Turnage sale in negotiation

Published 3:03 am Saturday, August 3, 2013

LIGHT IT UP: Two buyers placed recent bids on downtown Washington’s Turnage Theater, which has been dark since December 2011.  MONA MOORE DAILY NEWS

LIGHT IT UP: Two buyers placed recent bids on downtown Washington’s Turnage Theater, which has been dark since December 2011.
MONA MOORE | DAILY NEWS

A year and a half has passed since Washington’s Turnage Theater went dark, but according to a few people who have been working behind the scenes, there may be a light at the end of the tunnel.
A flurry of recent activity around the historic theater — restored, reopened and closed again over a 15-year period — has one local agency hopeful of a partnership and another, non-local, entity in negotiations to buy the theater.
In July, the Beaufort County Arts Council, with the support of a major donor and arts supporter, put in a bid to buy the Turnage Theater, handing over a business plan that outlined how the arts council would create a regional arts center.
“We put together an offer to purchase that we thought was fair,” said arts council chair and attorney John Tate. “It was not quite the appraised value we had gotten, but it was not too far out. We were immediately informed that there was a letter of intent in place from another buyer.”

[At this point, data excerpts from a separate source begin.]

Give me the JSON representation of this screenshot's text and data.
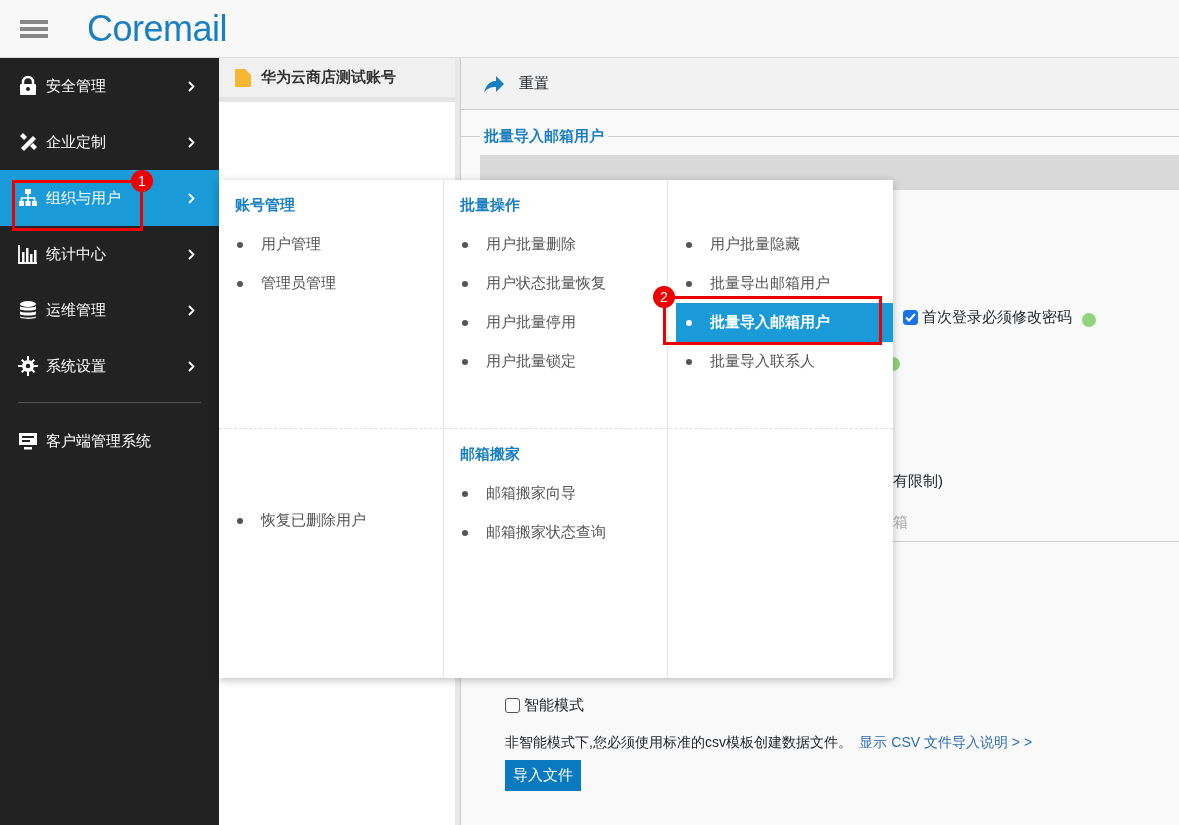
{
  "header": {
    "logo": "Coremail"
  },
  "sidebar": {
    "items": [
      {
        "label": "安全管理",
        "selected": false,
        "expandable": true
      },
      {
        "label": "企业定制",
        "selected": false,
        "expandable": true
      },
      {
        "label": "组织与用户",
        "selected": true,
        "expandable": true,
        "callout": "1"
      },
      {
        "label": "统计中心",
        "selected": false,
        "expandable": true
      },
      {
        "label": "运维管理",
        "selected": false,
        "expandable": true
      },
      {
        "label": "系统设置",
        "selected": false,
        "expandable": true
      },
      {
        "label": "客户端管理系统",
        "selected": false,
        "expandable": false
      }
    ]
  },
  "account_pane": {
    "title": "华为云商店测试账号"
  },
  "content": {
    "reset": "重置",
    "legend": "批量导入邮箱用户",
    "first_login": {
      "label": "首次登录必须修改密码",
      "checked": true
    },
    "fragment_1": "有限制)",
    "fragment_2": "箱",
    "smart_mode": {
      "label": "智能模式",
      "checked": false
    },
    "note": "非智能模式下,您必须使用标准的csv模板创建数据文件。",
    "link": "显示 CSV 文件导入说明 > >",
    "import_button": "导入文件"
  },
  "mega_menu": {
    "rows": [
      {
        "columns": [
          {
            "heading": "账号管理",
            "items": [
              {
                "label": "用户管理",
                "selected": false
              },
              {
                "label": "管理员管理",
                "selected": false
              }
            ]
          },
          {
            "heading": "批量操作",
            "items": [
              {
                "label": "用户批量删除",
                "selected": false
              },
              {
                "label": "用户状态批量恢复",
                "selected": false
              },
              {
                "label": "用户批量停用",
                "selected": false
              },
              {
                "label": "用户批量锁定",
                "selected": false
              }
            ]
          },
          {
            "items": [
              {
                "label": "用户批量隐藏",
                "selected": false
              },
              {
                "label": "批量导出邮箱用户",
                "selected": false
              },
              {
                "label": "批量导入邮箱用户",
                "selected": true,
                "callout": "2"
              },
              {
                "label": "批量导入联系人",
                "selected": false
              }
            ]
          }
        ]
      },
      {
        "columns": [
          {
            "items": [
              {
                "label": "恢复已删除用户",
                "selected": false
              }
            ]
          },
          {
            "heading": "邮箱搬家",
            "items": [
              {
                "label": "邮箱搬家向导",
                "selected": false
              },
              {
                "label": "邮箱搬家状态查询",
                "selected": false
              }
            ]
          },
          {}
        ]
      }
    ]
  }
}
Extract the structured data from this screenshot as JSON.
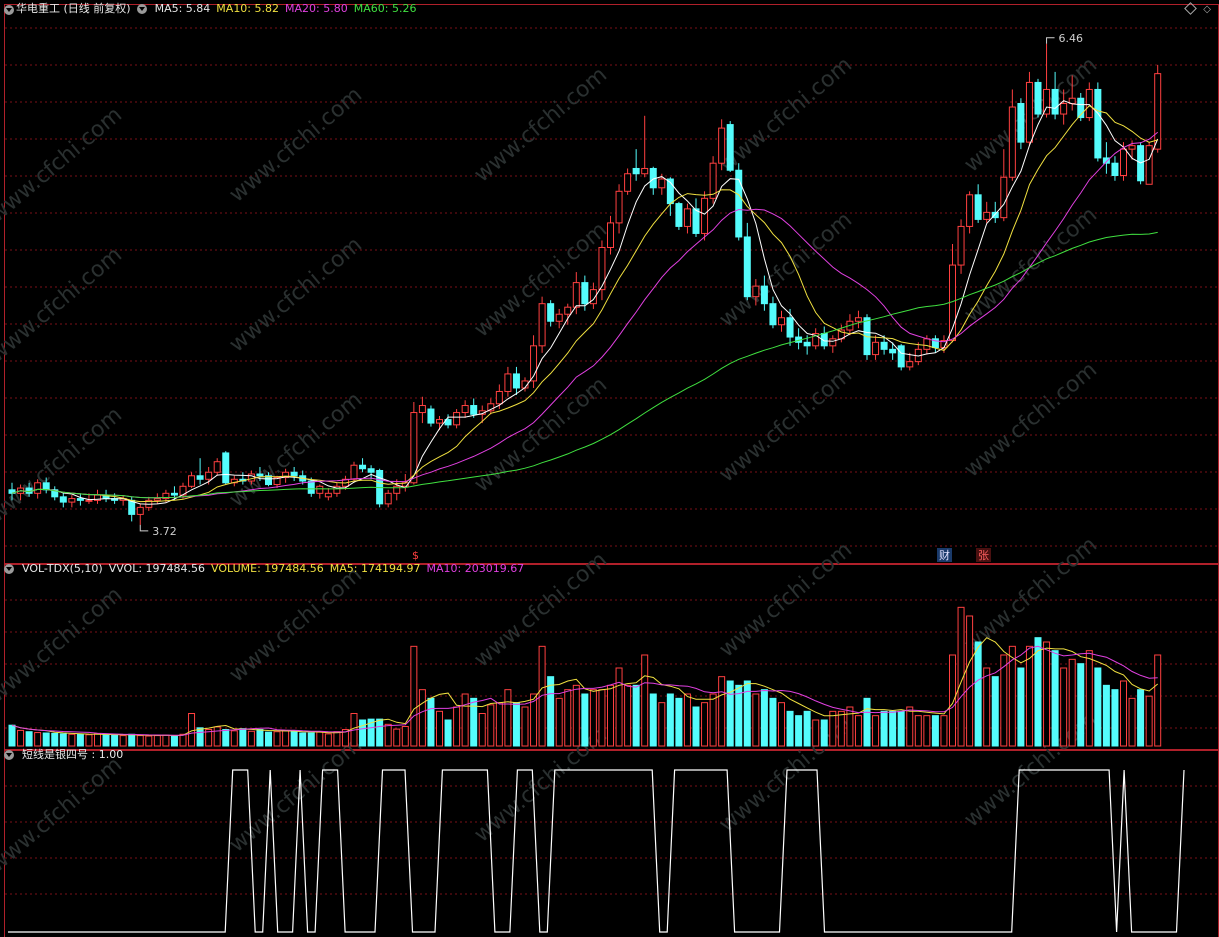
{
  "colors": {
    "up": "#ff4040",
    "down": "#54fcfc",
    "grid": "#7a1018",
    "ma5": "#ffffff",
    "ma10": "#f0e040",
    "ma20": "#e040e0",
    "ma60": "#40e040",
    "line": "#ffffff",
    "watermark": "#2a3030"
  },
  "price_legend": {
    "title": "华电重工 (日线 前复权)",
    "ma5": "MA5: 5.84",
    "ma10": "MA10: 5.82",
    "ma20": "MA20: 5.80",
    "ma60": "MA60: 5.26"
  },
  "vol_legend": {
    "title": "VOL-TDX(5,10)",
    "vvol": "VVOL: 197484.56",
    "volume": "VOLUME: 197484.56",
    "ma5": "MA5: 174194.97",
    "ma10": "MA10: 203019.67"
  },
  "ind_legend": {
    "title": "短线是银四号 : 1.00"
  },
  "annotations": {
    "high_label": "6.46",
    "low_label": "3.72",
    "marker_s": "$",
    "marker_cai": "财",
    "marker_zhang": "张"
  },
  "watermark": "www.cfchi.com",
  "chart_data": [
    {
      "type": "candlestick",
      "title": "华电重工 (日线 前复权)",
      "ylim": [
        3.6,
        6.55
      ],
      "ohlc": [
        [
          3.92,
          3.96,
          3.86,
          3.9
        ],
        [
          3.9,
          3.95,
          3.86,
          3.93
        ],
        [
          3.93,
          3.96,
          3.88,
          3.9
        ],
        [
          3.9,
          3.98,
          3.87,
          3.96
        ],
        [
          3.96,
          3.99,
          3.9,
          3.92
        ],
        [
          3.92,
          3.94,
          3.86,
          3.88
        ],
        [
          3.88,
          3.9,
          3.82,
          3.85
        ],
        [
          3.85,
          3.89,
          3.82,
          3.87
        ],
        [
          3.87,
          3.9,
          3.83,
          3.86
        ],
        [
          3.86,
          3.9,
          3.84,
          3.86
        ],
        [
          3.86,
          3.92,
          3.84,
          3.89
        ],
        [
          3.89,
          3.92,
          3.85,
          3.87
        ],
        [
          3.87,
          3.9,
          3.84,
          3.86
        ],
        [
          3.86,
          3.89,
          3.83,
          3.87
        ],
        [
          3.86,
          3.88,
          3.74,
          3.78
        ],
        [
          3.78,
          3.84,
          3.72,
          3.82
        ],
        [
          3.82,
          3.88,
          3.8,
          3.86
        ],
        [
          3.86,
          3.9,
          3.84,
          3.87
        ],
        [
          3.87,
          3.92,
          3.85,
          3.9
        ],
        [
          3.9,
          3.94,
          3.86,
          3.89
        ],
        [
          3.89,
          3.96,
          3.87,
          3.94
        ],
        [
          3.94,
          4.02,
          3.93,
          4.0
        ],
        [
          4.0,
          4.1,
          3.95,
          3.98
        ],
        [
          3.98,
          4.05,
          3.95,
          4.02
        ],
        [
          4.02,
          4.1,
          4.0,
          4.08
        ],
        [
          4.13,
          4.14,
          3.95,
          3.96
        ],
        [
          3.96,
          4.0,
          3.94,
          3.98
        ],
        [
          3.98,
          4.02,
          3.95,
          3.97
        ],
        [
          3.97,
          4.03,
          3.95,
          4.01
        ],
        [
          4.01,
          4.05,
          3.97,
          4.0
        ],
        [
          4.0,
          4.02,
          3.94,
          3.95
        ],
        [
          3.95,
          4.0,
          3.93,
          3.99
        ],
        [
          3.99,
          4.04,
          3.96,
          4.02
        ],
        [
          4.02,
          4.05,
          3.97,
          4.0
        ],
        [
          4.0,
          4.03,
          3.95,
          3.97
        ],
        [
          3.97,
          3.99,
          3.88,
          3.9
        ],
        [
          3.9,
          3.95,
          3.87,
          3.94
        ],
        [
          3.88,
          3.93,
          3.86,
          3.9
        ],
        [
          3.9,
          3.96,
          3.88,
          3.94
        ],
        [
          3.94,
          4.0,
          3.92,
          3.98
        ],
        [
          3.98,
          4.08,
          3.97,
          4.06
        ],
        [
          4.06,
          4.1,
          4.02,
          4.04
        ],
        [
          4.04,
          4.06,
          3.98,
          4.02
        ],
        [
          4.03,
          4.04,
          3.82,
          3.84
        ],
        [
          3.84,
          3.92,
          3.82,
          3.9
        ],
        [
          3.9,
          3.98,
          3.86,
          3.94
        ],
        [
          3.94,
          4.01,
          3.91,
          3.96
        ],
        [
          3.96,
          4.42,
          3.95,
          4.36
        ],
        [
          4.36,
          4.45,
          4.3,
          4.4
        ],
        [
          4.38,
          4.4,
          4.28,
          4.3
        ],
        [
          4.3,
          4.34,
          4.26,
          4.32
        ],
        [
          4.32,
          4.35,
          4.27,
          4.29
        ],
        [
          4.29,
          4.38,
          4.27,
          4.36
        ],
        [
          4.36,
          4.43,
          4.33,
          4.4
        ],
        [
          4.4,
          4.44,
          4.33,
          4.35
        ],
        [
          4.35,
          4.4,
          4.3,
          4.37
        ],
        [
          4.37,
          4.44,
          4.35,
          4.41
        ],
        [
          4.41,
          4.52,
          4.38,
          4.48
        ],
        [
          4.48,
          4.62,
          4.45,
          4.58
        ],
        [
          4.58,
          4.62,
          4.46,
          4.5
        ],
        [
          4.5,
          4.56,
          4.48,
          4.54
        ],
        [
          4.54,
          4.8,
          4.5,
          4.74
        ],
        [
          4.74,
          5.02,
          4.7,
          4.98
        ],
        [
          4.98,
          5.0,
          4.85,
          4.88
        ],
        [
          4.88,
          4.95,
          4.84,
          4.92
        ],
        [
          4.92,
          4.98,
          4.86,
          4.96
        ],
        [
          4.96,
          5.16,
          4.92,
          5.1
        ],
        [
          5.1,
          5.14,
          4.94,
          4.98
        ],
        [
          4.98,
          5.1,
          4.95,
          5.06
        ],
        [
          5.06,
          5.34,
          5.0,
          5.3
        ],
        [
          5.3,
          5.48,
          5.26,
          5.44
        ],
        [
          5.44,
          5.66,
          5.38,
          5.62
        ],
        [
          5.62,
          5.75,
          5.6,
          5.72
        ],
        [
          5.75,
          5.86,
          5.68,
          5.72
        ],
        [
          5.72,
          6.05,
          5.7,
          5.75
        ],
        [
          5.75,
          5.76,
          5.6,
          5.64
        ],
        [
          5.64,
          5.72,
          5.6,
          5.69
        ],
        [
          5.69,
          5.7,
          5.48,
          5.55
        ],
        [
          5.55,
          5.56,
          5.4,
          5.42
        ],
        [
          5.42,
          5.55,
          5.38,
          5.52
        ],
        [
          5.52,
          5.58,
          5.36,
          5.38
        ],
        [
          5.38,
          5.62,
          5.34,
          5.58
        ],
        [
          5.58,
          5.82,
          5.55,
          5.78
        ],
        [
          5.78,
          6.03,
          5.74,
          5.98
        ],
        [
          6.0,
          6.02,
          5.73,
          5.74
        ],
        [
          5.74,
          5.78,
          5.34,
          5.36
        ],
        [
          5.36,
          5.44,
          5.0,
          5.02
        ],
        [
          5.02,
          5.12,
          4.97,
          5.08
        ],
        [
          5.08,
          5.14,
          4.94,
          4.98
        ],
        [
          4.98,
          5.02,
          4.84,
          4.86
        ],
        [
          4.86,
          4.94,
          4.82,
          4.9
        ],
        [
          4.9,
          4.95,
          4.74,
          4.79
        ],
        [
          4.79,
          4.84,
          4.72,
          4.76
        ],
        [
          4.76,
          4.8,
          4.69,
          4.74
        ],
        [
          4.74,
          4.84,
          4.72,
          4.81
        ],
        [
          4.81,
          4.85,
          4.72,
          4.74
        ],
        [
          4.74,
          4.8,
          4.7,
          4.78
        ],
        [
          4.78,
          4.86,
          4.76,
          4.83
        ],
        [
          4.83,
          4.92,
          4.8,
          4.88
        ],
        [
          4.88,
          4.94,
          4.84,
          4.9
        ],
        [
          4.9,
          4.92,
          4.66,
          4.69
        ],
        [
          4.69,
          4.8,
          4.66,
          4.76
        ],
        [
          4.76,
          4.8,
          4.69,
          4.72
        ],
        [
          4.72,
          4.76,
          4.66,
          4.7
        ],
        [
          4.74,
          4.75,
          4.6,
          4.62
        ],
        [
          4.62,
          4.7,
          4.6,
          4.65
        ],
        [
          4.65,
          4.76,
          4.63,
          4.72
        ],
        [
          4.72,
          4.8,
          4.69,
          4.78
        ],
        [
          4.78,
          4.8,
          4.7,
          4.73
        ],
        [
          4.73,
          4.8,
          4.7,
          4.77
        ],
        [
          4.77,
          5.32,
          4.76,
          5.2
        ],
        [
          5.2,
          5.46,
          5.15,
          5.42
        ],
        [
          5.42,
          5.62,
          5.38,
          5.6
        ],
        [
          5.6,
          5.66,
          5.44,
          5.46
        ],
        [
          5.46,
          5.56,
          5.44,
          5.5
        ],
        [
          5.5,
          5.56,
          5.44,
          5.47
        ],
        [
          5.47,
          5.86,
          5.45,
          5.7
        ],
        [
          5.7,
          6.2,
          5.68,
          6.1
        ],
        [
          6.12,
          6.15,
          5.86,
          5.9
        ],
        [
          5.9,
          6.3,
          5.88,
          6.24
        ],
        [
          6.24,
          6.26,
          6.04,
          6.06
        ],
        [
          6.06,
          6.46,
          6.04,
          6.2
        ],
        [
          6.2,
          6.3,
          6.03,
          6.06
        ],
        [
          6.06,
          6.2,
          6.0,
          6.12
        ],
        [
          6.12,
          6.28,
          6.08,
          6.15
        ],
        [
          6.15,
          6.18,
          6.02,
          6.04
        ],
        [
          6.04,
          6.24,
          6.02,
          6.2
        ],
        [
          6.2,
          6.24,
          5.79,
          5.81
        ],
        [
          5.81,
          5.9,
          5.72,
          5.78
        ],
        [
          5.78,
          5.82,
          5.68,
          5.71
        ],
        [
          5.71,
          5.9,
          5.68,
          5.86
        ],
        [
          5.86,
          5.91,
          5.8,
          5.88
        ],
        [
          5.88,
          5.9,
          5.66,
          5.68
        ],
        [
          5.66,
          5.9,
          5.66,
          5.88
        ],
        [
          5.86,
          6.34,
          5.84,
          6.29
        ]
      ],
      "series": [
        {
          "name": "MA5",
          "value": 5.84
        },
        {
          "name": "MA10",
          "value": 5.82
        },
        {
          "name": "MA20",
          "value": 5.8
        },
        {
          "name": "MA60",
          "value": 5.26
        }
      ],
      "annotations": [
        {
          "text": "6.46",
          "y": 6.46
        },
        {
          "text": "3.72",
          "y": 3.72
        }
      ]
    },
    {
      "type": "bar",
      "title": "VOL-TDX(5,10)",
      "ylim": [
        0,
        360000
      ],
      "values": [
        48000,
        36000,
        33000,
        31000,
        30000,
        29000,
        28000,
        27000,
        27000,
        26000,
        28000,
        26000,
        25000,
        24000,
        27000,
        24000,
        23000,
        24000,
        25000,
        24000,
        27000,
        75000,
        42000,
        38000,
        44000,
        38000,
        35000,
        40000,
        34000,
        38000,
        32000,
        33000,
        36000,
        34000,
        30000,
        30000,
        32000,
        28000,
        33000,
        38000,
        75000,
        60000,
        62000,
        62000,
        50000,
        39000,
        45000,
        230000,
        130000,
        110000,
        80000,
        60000,
        90000,
        120000,
        110000,
        75000,
        95000,
        100000,
        130000,
        100000,
        90000,
        120000,
        230000,
        160000,
        110000,
        130000,
        140000,
        120000,
        130000,
        130000,
        140000,
        180000,
        140000,
        140000,
        210000,
        120000,
        100000,
        120000,
        110000,
        120000,
        90000,
        100000,
        120000,
        160000,
        150000,
        140000,
        150000,
        120000,
        130000,
        110000,
        100000,
        80000,
        70000,
        80000,
        60000,
        60000,
        80000,
        80000,
        90000,
        70000,
        110000,
        70000,
        80000,
        80000,
        80000,
        90000,
        70000,
        70000,
        70000,
        70000,
        210000,
        320000,
        300000,
        240000,
        180000,
        160000,
        210000,
        230000,
        180000,
        230000,
        250000,
        240000,
        220000,
        180000,
        200000,
        190000,
        220000,
        180000,
        140000,
        130000,
        150000,
        110000,
        130000,
        115000,
        210000
      ],
      "series": [
        {
          "name": "VOLUME",
          "value": 197484.56
        },
        {
          "name": "MA5",
          "value": 174194.97
        },
        {
          "name": "MA10",
          "value": 203019.67
        }
      ]
    },
    {
      "type": "line",
      "title": "短线是银四号",
      "ylim": [
        0,
        1
      ],
      "values": [
        0,
        0,
        0,
        0,
        0,
        0,
        0,
        0,
        0,
        0,
        0,
        0,
        0,
        0,
        0,
        0,
        0,
        0,
        0,
        0,
        0,
        0,
        0,
        0,
        0,
        0,
        0,
        0,
        0,
        0,
        1,
        1,
        1,
        0,
        0,
        1,
        0,
        0,
        0,
        1,
        0,
        0,
        1,
        1,
        1,
        0,
        0,
        0,
        0,
        0,
        1,
        1,
        1,
        1,
        0,
        0,
        0,
        0,
        1,
        1,
        1,
        1,
        1,
        1,
        1,
        0,
        0,
        0,
        1,
        1,
        1,
        0,
        0,
        1,
        1,
        1,
        1,
        1,
        1,
        1,
        1,
        1,
        1,
        1,
        1,
        1,
        1,
        0,
        0,
        1,
        1,
        1,
        1,
        1,
        1,
        1,
        1,
        0,
        0,
        0,
        0,
        0,
        0,
        0,
        1,
        1,
        1,
        1,
        1,
        0,
        0,
        0,
        0,
        0,
        0,
        0,
        0,
        0,
        0,
        0,
        0,
        0,
        0,
        0,
        0,
        0,
        0,
        0,
        0,
        0,
        0,
        0,
        0,
        0,
        0,
        1,
        1,
        1,
        1,
        1,
        1,
        1,
        1,
        1,
        1,
        1,
        1,
        1,
        0,
        1,
        0,
        0,
        0,
        0,
        0,
        0,
        0,
        1
      ],
      "series": [
        {
          "name": "短线是银四号",
          "value": 1.0
        }
      ]
    }
  ]
}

According to Tate, little is known about the buyer in negotiations with Wells Fargo and USDA, other than the entertainment company is open to community partnerships, an assertion Rich Company listing agent Tom Atkins confirmed.
“I think he’ll be a good corporate neighbor,” Atkins said. “He’s talked about wanting to tie in to the arts council and other civic organizations.”
“If this goes through, if this were to happen, then we are exploring the possibilities of working with this buyer,” Toler said. “But we have no idea what that would look like.”
Toler said he spoke with the theater’s potential buyer Thursday night and spent Friday morning on the phone with representatives from the North Carolina Arts Council, trying to determine if there was a precedent in the state for a nonprofit arts organization running a theater/arts center in partnership with a private facility. He has yet to find a model, but it’s well worth exploring, he said.
“Anything that we can do to facilitate the Turnage being open to the public, we’re willing to jump in and do whatever we can,” Toler said. “That’s the bottom line for me — that the facility is open.”
“Our vision may inform what they do, but it probably won’t be (solely) what they do,” Tate said about a possible partnership. “We’re hopeful they will consider us for some form of involvement whether it’s as big as we had planned, whether we take the place over or a smaller part. But at least we’ve made contact with them and they’ve given us as a very warm reception. We’re encouraged by that.”
Atkins was reticent to give out much information about the ongoing negotiations, but said the details are being ironed out: “It always comes down to details when it comes to buyers and the banks and USDA. USDA kind of has the say so here.”
USDA’s stake comes from a 2006 $2 million loan to the Turnage Theaters Foundation from several banks, including Wells Fargo, to complete renovations of the theater. The loan was guaranteed at 80 percent by the USDA Rural Development Program.
Atkins said he’s been talking to the buyer for quite some time, but BCAC Executive Director Joey Toler said he had spoken to potential buyer Thursday and that he has the arts council’s business plan.